そして、逆に添加の問題点は、身体や味わいへの悪影響だとしか、考えたことがありませんでした。
ところが生産者と亜硫酸の話をしていると、特に亜硫酸添加をなるべく減らそう、という自然派の生産者の話を聞いていると、彼らが「亜硫酸はワインをフィックスする」、或いは「ワインが閉じてしまう」という言い方をしばしばすることに気付きました。
先日訪ねたエーヴァルト・チェッペは「2007年以来ずっとサン・スーフルに興味を持っており、いつかは実践したい、と思いながら、一方で1年の労働の賜物を劣化状態にはしたくないので、やりたいのはヤマヤマだけれど、まだ決行できない」と言っていました。現時点では「亜硫酸を添加しつつ、いかにワインをオープンな状態に保てるか」が課題だと、そう言うのです。理由は「亜硫酸はワインにシェイプを与え、フィックスする。同時に閉じた状態にする」からなのだそうです。
実際のワイン造りには様々な物質が用いられます。 これは珪藻土フィルタリングの様子。 |
どうやら、良かれ悪しかれ、亜硫酸がワインを「固定する」というのは間違いないようです。
つまり、殺菌・除菌・抗酸化剤としての働きの他に、"fix & catpure"⇒ワインにあるシェイプを与え、その姿を固定する、という、教科書では教わらなかった働きが亜硫酸にはあり、亜硫酸添加に神経質な生産者は、そうすることでワインが柔軟性をなくしたり、あるひとつの殻に固定されてしまったり、状況に呼応する開放的な性格を失ったりすることが、嫌なようなのです。
上の装置の横に置かれた珪藻土濾過剤。 |
ある意味コントラストを強調した方が、インパクトの強い写真になる。適度に調節すれば、写真にメリハリがつく。上手に使えば、味わいの透明感やミネラル感といった、好ましい要素をサポートすることだって可能。

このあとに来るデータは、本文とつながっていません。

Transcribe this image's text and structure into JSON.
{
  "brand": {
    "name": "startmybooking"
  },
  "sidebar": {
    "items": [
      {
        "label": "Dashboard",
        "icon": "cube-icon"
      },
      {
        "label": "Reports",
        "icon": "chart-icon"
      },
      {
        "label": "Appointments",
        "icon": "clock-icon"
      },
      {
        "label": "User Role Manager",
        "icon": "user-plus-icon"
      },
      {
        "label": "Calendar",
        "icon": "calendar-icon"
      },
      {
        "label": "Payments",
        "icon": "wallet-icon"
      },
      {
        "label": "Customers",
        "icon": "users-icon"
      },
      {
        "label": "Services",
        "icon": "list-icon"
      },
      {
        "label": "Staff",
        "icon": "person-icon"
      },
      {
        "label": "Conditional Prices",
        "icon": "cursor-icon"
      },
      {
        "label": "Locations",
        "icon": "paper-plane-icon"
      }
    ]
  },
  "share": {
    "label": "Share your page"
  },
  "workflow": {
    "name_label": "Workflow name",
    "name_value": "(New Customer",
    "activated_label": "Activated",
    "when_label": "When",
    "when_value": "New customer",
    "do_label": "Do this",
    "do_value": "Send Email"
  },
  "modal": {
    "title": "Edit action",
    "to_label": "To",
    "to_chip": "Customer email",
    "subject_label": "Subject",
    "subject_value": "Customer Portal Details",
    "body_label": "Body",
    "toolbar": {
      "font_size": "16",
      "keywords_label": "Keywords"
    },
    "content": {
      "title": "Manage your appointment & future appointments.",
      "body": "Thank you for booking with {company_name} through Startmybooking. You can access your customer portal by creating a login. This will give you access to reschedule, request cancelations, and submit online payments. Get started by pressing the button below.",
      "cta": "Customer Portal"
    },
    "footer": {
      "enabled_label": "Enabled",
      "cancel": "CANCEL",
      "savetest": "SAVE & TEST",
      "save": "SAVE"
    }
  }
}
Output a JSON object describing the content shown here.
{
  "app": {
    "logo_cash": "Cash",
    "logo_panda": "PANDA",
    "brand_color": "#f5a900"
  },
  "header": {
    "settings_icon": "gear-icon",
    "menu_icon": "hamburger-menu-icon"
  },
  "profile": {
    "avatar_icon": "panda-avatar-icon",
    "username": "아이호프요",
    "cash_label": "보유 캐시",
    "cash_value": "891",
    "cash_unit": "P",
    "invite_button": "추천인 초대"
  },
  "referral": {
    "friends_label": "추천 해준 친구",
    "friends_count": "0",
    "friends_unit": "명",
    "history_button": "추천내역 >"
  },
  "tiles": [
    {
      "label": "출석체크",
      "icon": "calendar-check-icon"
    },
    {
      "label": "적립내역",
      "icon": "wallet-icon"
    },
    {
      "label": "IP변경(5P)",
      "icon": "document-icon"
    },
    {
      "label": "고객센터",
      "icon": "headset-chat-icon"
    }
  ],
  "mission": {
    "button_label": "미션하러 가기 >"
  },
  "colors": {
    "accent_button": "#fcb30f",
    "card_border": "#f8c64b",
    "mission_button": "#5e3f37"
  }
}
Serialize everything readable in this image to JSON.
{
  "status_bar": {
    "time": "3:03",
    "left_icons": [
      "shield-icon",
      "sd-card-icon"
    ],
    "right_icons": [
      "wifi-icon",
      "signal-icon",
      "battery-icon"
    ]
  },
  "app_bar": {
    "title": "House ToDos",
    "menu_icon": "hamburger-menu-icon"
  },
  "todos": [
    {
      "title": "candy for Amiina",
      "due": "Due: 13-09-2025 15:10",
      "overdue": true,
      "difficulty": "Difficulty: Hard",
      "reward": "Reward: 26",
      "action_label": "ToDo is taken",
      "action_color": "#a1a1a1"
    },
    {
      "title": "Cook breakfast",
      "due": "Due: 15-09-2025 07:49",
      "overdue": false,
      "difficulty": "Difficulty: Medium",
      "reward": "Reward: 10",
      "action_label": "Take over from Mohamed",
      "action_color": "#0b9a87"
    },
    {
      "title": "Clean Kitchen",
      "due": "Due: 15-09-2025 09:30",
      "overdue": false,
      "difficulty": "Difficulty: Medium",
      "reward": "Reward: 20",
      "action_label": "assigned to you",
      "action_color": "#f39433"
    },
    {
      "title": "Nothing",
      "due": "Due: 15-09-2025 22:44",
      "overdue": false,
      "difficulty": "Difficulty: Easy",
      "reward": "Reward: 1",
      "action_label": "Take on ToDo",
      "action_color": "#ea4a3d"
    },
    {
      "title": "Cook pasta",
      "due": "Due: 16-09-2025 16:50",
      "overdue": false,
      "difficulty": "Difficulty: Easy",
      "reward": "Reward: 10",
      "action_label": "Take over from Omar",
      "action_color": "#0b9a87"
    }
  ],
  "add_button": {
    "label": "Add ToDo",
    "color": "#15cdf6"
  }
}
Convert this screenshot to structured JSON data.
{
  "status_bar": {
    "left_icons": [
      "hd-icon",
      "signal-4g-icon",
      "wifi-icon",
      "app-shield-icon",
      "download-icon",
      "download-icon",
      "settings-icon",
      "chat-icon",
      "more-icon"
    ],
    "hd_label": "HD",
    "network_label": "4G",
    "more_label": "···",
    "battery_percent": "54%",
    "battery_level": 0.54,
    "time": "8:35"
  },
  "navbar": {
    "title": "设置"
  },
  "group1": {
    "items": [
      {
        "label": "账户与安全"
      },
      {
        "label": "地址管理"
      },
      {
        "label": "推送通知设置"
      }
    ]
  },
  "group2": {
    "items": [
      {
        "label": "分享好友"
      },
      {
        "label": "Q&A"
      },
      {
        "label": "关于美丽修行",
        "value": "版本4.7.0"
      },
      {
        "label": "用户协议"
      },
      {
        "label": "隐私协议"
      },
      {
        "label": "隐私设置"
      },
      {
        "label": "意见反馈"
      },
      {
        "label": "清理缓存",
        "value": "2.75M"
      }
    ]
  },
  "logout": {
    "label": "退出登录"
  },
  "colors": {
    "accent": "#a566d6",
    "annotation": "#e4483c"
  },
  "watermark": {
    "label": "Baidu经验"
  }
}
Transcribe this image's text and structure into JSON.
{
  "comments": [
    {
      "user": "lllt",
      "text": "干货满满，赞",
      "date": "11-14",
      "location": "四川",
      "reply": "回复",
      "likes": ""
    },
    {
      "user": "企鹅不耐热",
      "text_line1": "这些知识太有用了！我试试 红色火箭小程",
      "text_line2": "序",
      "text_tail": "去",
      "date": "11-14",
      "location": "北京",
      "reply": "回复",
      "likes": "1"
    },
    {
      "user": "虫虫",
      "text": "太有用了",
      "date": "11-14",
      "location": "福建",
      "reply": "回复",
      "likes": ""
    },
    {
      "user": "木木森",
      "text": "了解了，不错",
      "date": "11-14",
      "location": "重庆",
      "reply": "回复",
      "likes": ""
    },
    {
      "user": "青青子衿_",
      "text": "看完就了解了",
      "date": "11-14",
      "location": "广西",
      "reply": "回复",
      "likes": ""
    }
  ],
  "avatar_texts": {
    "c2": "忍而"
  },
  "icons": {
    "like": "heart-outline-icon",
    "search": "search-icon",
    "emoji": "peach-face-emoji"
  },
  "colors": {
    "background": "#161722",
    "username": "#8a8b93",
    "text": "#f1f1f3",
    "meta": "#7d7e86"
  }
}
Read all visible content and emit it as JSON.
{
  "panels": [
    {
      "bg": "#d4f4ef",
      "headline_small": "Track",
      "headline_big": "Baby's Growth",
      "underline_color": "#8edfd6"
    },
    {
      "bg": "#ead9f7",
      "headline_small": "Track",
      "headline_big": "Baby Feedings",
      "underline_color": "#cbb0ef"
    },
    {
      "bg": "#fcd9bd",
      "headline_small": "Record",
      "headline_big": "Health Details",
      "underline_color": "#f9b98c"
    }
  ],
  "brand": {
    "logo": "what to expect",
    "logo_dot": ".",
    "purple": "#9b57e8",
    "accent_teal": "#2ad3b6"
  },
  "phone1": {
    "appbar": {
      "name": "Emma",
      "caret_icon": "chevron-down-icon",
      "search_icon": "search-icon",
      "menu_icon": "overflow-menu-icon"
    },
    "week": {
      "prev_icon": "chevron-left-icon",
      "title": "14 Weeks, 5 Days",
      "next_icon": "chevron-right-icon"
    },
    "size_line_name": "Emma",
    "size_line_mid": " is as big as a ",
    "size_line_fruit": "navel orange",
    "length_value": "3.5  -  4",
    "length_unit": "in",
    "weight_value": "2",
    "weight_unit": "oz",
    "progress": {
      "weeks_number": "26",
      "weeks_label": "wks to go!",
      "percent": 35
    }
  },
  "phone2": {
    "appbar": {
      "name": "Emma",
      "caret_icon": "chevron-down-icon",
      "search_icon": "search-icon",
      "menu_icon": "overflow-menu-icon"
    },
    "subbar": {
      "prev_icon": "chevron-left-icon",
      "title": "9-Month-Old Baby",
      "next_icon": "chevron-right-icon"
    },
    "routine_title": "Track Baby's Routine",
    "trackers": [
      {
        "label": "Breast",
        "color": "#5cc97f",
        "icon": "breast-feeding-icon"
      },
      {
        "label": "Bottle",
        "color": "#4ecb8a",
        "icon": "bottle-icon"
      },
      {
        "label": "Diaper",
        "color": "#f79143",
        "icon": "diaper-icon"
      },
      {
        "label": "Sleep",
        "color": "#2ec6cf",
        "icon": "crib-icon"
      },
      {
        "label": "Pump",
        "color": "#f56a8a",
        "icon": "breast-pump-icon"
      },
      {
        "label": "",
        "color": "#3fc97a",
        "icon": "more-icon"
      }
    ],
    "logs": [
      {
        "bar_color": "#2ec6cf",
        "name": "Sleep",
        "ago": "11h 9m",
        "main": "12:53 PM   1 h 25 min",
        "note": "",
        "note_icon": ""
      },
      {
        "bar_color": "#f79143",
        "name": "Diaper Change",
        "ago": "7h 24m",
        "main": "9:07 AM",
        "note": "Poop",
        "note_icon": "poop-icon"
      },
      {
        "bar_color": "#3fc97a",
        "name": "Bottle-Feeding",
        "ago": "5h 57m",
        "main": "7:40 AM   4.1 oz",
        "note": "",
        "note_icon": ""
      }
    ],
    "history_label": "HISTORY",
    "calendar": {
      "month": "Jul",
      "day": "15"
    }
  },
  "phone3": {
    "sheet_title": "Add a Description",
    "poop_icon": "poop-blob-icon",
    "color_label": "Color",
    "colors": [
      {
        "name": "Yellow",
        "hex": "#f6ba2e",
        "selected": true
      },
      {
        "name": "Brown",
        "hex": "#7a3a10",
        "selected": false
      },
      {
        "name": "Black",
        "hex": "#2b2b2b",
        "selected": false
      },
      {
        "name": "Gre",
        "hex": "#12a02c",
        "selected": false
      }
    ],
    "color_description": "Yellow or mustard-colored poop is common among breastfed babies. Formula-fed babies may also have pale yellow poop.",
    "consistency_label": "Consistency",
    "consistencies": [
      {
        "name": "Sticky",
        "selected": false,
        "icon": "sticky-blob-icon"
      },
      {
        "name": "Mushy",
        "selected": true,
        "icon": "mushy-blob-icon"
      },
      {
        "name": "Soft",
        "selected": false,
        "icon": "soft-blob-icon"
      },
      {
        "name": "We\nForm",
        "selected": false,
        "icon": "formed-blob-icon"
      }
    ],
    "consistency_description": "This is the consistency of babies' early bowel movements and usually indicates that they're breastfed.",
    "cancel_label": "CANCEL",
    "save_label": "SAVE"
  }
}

けれどやりすぎると、本来の姿と別の図像になるし、いずれにしても何らかのカタチで、程度の差こそあれ、ワイン本来の持つ色合いやテクスチャーを隠したり潰してしている訳です。だから、ニュートラルなオリジナル画像からは、色々なニュアンスが引き出せますが、一旦コントラストを強調してしまった画像は、その固定的・断定的イメージから二度と逃れられません。
別の比喩をするなら、「カタチのないものや崩れたものに好ましいカタチを与える」亜硫酸添加は、つまり、ワインにとってのブラジャーみたいなもの???
正&盛装をする際に、或いは身体の線のはっきり出る装い(ワインに敷衍するなら、焦点の定まった、ピュアでリニアなスタイル?)のとき、「なし」ってちょっと考えづらいもの、ありますよねぇ…。